Creative accounting tricks, after all, are what nearly brought the global economy to its knees two years ago. While banks and financial firms were brought back from the brink with hundreds of billions in emergency funds from governments, the looming climate and energy crises won’t be so easily medicated. Nature, as many have observed, doesn’t do bailouts. And nature’s limits are being reached.
Unfortunately, the people in charge are still acting as if reality is negotiable.
Consider, for example, something that George Monbiot pointed out in his latest column in The Guardian: while both of the UK’s leading political parties claim their policies lead to significant reductions in the nation’s greenhouse gas emissions, there are several glaring omissions in their assertions. The figures they use don’t include greenhouse gases generated by imported goods or overseas travel by Britons. Nor do they account for non-carbon dioxide greenhouse gases emitted by domestic aviation. Add those factors in, and the UK’s greenhouse gas emissions are more than 50 per cent higher than politicians claim, Monbiot writes.
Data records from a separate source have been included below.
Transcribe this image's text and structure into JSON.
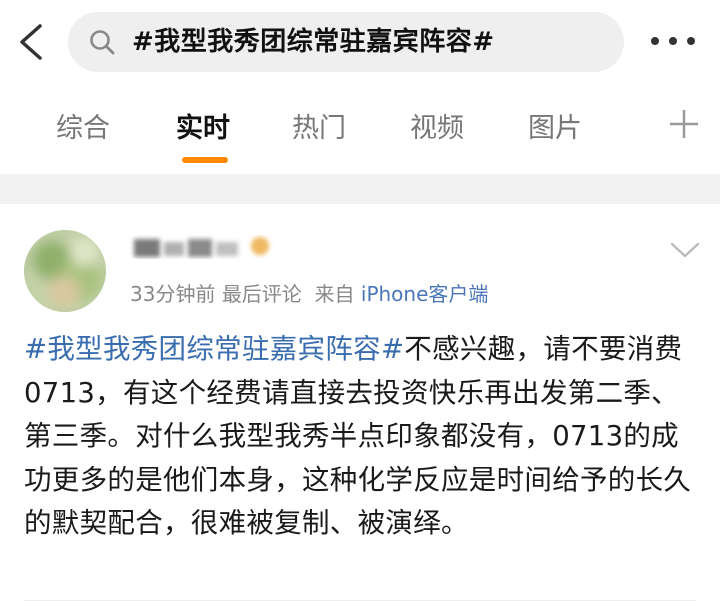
{
  "header": {
    "search_query": "#我型我秀团综常驻嘉宾阵容#"
  },
  "tabs": [
    {
      "label": "综合"
    },
    {
      "label": "实时"
    },
    {
      "label": "热门"
    },
    {
      "label": "视频"
    },
    {
      "label": "图片"
    }
  ],
  "active_tab": "实时",
  "post": {
    "time": "33分钟前",
    "activity": "最后评论",
    "source_prefix": "来自",
    "source": "iPhone客户端",
    "hashtag": "#我型我秀团综常驻嘉宾阵容#",
    "text": "不感兴趣，请不要消费0713，有这个经费请直接去投资快乐再出发第二季、第三季。对什么我型我秀半点印象都没有，0713的成功更多的是他们本身，这种化学反应是时间给予的长久的默契配合，很难被复制、被演绎。"
  },
  "colors": {
    "accent": "#ff8a00",
    "link": "#3a6db0",
    "meta": "#888888",
    "search_bg": "#efefef"
  }
}
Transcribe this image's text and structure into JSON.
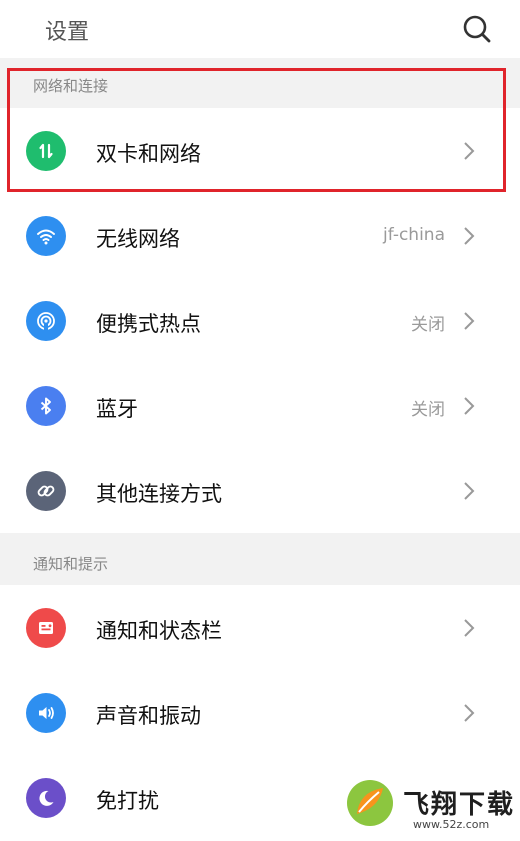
{
  "header": {
    "title": "设置"
  },
  "sections": [
    {
      "title": "网络和连接",
      "items": [
        {
          "label": "双卡和网络",
          "value": "",
          "icon": "dual-sim-icon",
          "color": "#1fbd6e"
        },
        {
          "label": "无线网络",
          "value": "jf-china",
          "icon": "wifi-icon",
          "color": "#2e8ff0"
        },
        {
          "label": "便携式热点",
          "value": "关闭",
          "icon": "hotspot-icon",
          "color": "#2e8ff0"
        },
        {
          "label": "蓝牙",
          "value": "关闭",
          "icon": "bluetooth-icon",
          "color": "#4a7ff0"
        },
        {
          "label": "其他连接方式",
          "value": "",
          "icon": "link-icon",
          "color": "#5b6478"
        }
      ]
    },
    {
      "title": "通知和提示",
      "items": [
        {
          "label": "通知和状态栏",
          "value": "",
          "icon": "notification-icon",
          "color": "#ef4a4a"
        },
        {
          "label": "声音和振动",
          "value": "",
          "icon": "sound-icon",
          "color": "#2e8ff0"
        },
        {
          "label": "免打扰",
          "value": "",
          "icon": "moon-icon",
          "color": "#6b4fc9"
        }
      ]
    }
  ],
  "watermark": {
    "name": "飞翔下载",
    "url": "www.52z.com"
  },
  "colors": {
    "highlight": "#e0242b",
    "section_bg": "#f2f2f2"
  }
}
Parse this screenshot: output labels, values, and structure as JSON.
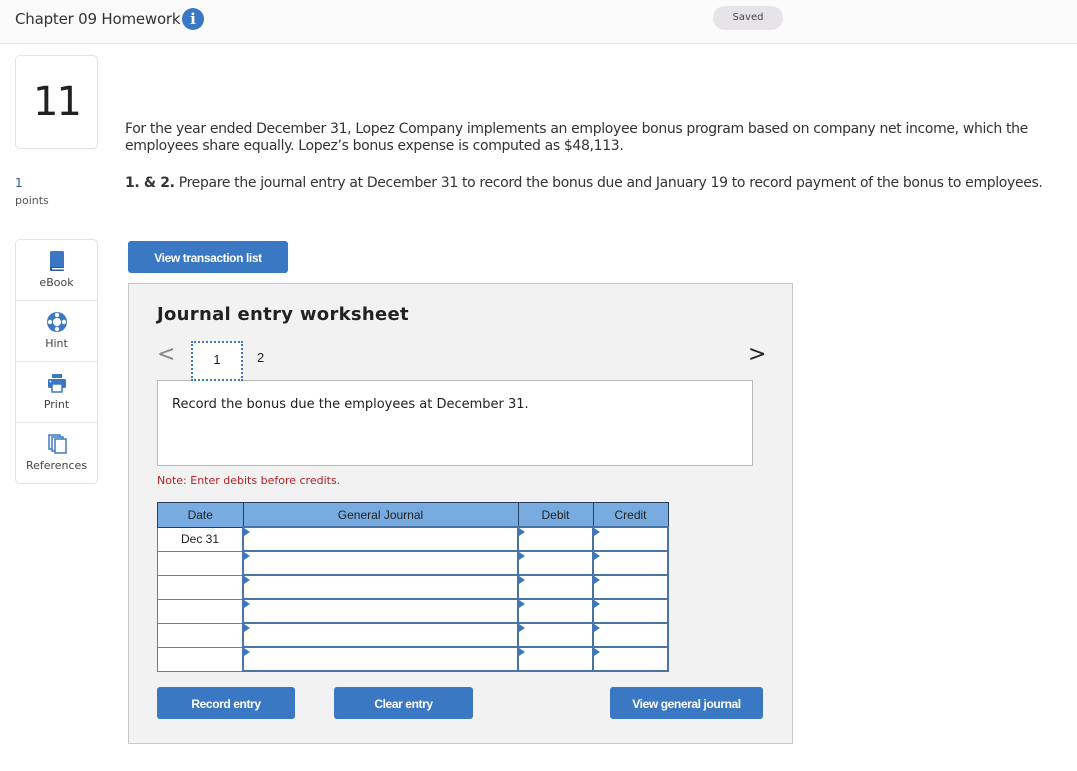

And then there’s the jolly little graph that accompanies this article. Look at it closely, if you will. Taken from a report presented at a US Energy Information Administration conference (pdf) last year, the graph illustrates an ever-growing gap between the world’s known liquid fuel supplies and the extra resources we’ll supposedly get between now and 2030 from “unidentified projects.”
While we have yet to hear the words “peak oil” drop from the lips of any elected (at the national level, anyway) official in the US, politicians in the UK have begun finding the concept a bit harder to ignore. Being handed two reports in two years on the subject by the UK Industry Task-Force on Peak Oil and Energy Security — a group that includes such luminaries as Sir Richard Branson — British officials finally agreed to discuss future energy concerns during a behind-closed-doors summit earlier this year.
Rob Hopkins of the Transition Network was one of those at the meeting, and expressed some satisfaction that officials were finally starting to sit up and take notice. However, he also noted that leaders are still unwilling to face some other inconvenient realities: one, that techno-fixes alone will be hard-pressed to eliminate energy worries completely (especially given the limited time in which we might have to implement them), and two, that no one’s quite ready to talk yet about how to pay for such a massive energy transition.
“Facts,” as the late US President Ronald Reagan once said, “are stubborn things.”
So too, apparently, are politicians.